E-mail. I like a button that could alphabetize the distribution list.  I find it easier to locate old e-mails if I alphabetize the distribution list.

I really like the Zemanta add-in for blogging that recommends tags, photos (it’s responsible for the some of the images you’ve been seeing on this blog lately) related articles and links.  It would be nice to have a similar feature in e-mail, that also would recommend subject titles. Tags would be a nice way to organize e-mails.

I’d like e-mail messages to be more like message strings on blogs or online forums.  Once a discussion in gmail gets to be 3 or 4 messages deep, it gets messy and confusing to manage.  I think it would be nice if the e-mail was structured more like a blog post with a comment section.  You could reply to specific comments throughout the thread or reply to the original post and it would all be laid out nicely in one string without repeated text (unless someone quoted specific sections).

Blogs. I’d like blogs to be more like Facebook so it would be easier to build networks with other bloggers and commenters.
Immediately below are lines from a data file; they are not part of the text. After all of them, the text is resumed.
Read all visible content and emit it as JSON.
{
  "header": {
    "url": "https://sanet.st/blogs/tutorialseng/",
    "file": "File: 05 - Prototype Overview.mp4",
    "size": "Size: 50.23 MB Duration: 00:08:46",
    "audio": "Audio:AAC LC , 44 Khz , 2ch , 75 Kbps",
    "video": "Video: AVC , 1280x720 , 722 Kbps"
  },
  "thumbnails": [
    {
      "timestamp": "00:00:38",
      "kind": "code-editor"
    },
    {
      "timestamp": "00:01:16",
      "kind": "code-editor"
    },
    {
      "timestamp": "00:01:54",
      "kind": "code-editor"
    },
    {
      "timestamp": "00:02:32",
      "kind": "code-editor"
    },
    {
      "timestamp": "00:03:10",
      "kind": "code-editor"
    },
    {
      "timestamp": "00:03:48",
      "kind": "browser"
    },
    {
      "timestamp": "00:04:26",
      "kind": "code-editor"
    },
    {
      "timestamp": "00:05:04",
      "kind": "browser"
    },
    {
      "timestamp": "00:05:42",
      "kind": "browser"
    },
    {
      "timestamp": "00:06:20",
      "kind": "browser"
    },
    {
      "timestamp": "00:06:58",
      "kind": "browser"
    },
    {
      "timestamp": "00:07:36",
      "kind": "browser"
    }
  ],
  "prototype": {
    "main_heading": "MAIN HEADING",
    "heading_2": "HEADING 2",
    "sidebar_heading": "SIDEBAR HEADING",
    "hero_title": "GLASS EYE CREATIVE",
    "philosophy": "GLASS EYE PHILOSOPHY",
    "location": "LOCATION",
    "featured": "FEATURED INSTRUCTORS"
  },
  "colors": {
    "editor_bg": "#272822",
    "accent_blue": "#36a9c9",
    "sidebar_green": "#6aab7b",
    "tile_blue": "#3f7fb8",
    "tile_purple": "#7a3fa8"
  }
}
You can kind of do what you need in a reader, like Google Reader, but that doesn’t as easily facilitate 2-way or multiple way discussions like Facebook and it’s not quite as easy to use.  Blogbook could be almost exactly like Facebook.

Google docs. Screencasts would be a nice addition to the documents, spreadsheets, presentations, drawings and forms that are already available.

If any of this already exists, please let me know.

Thanks to Forbes.com for a much improved website.  It could still use some work, but much better than before.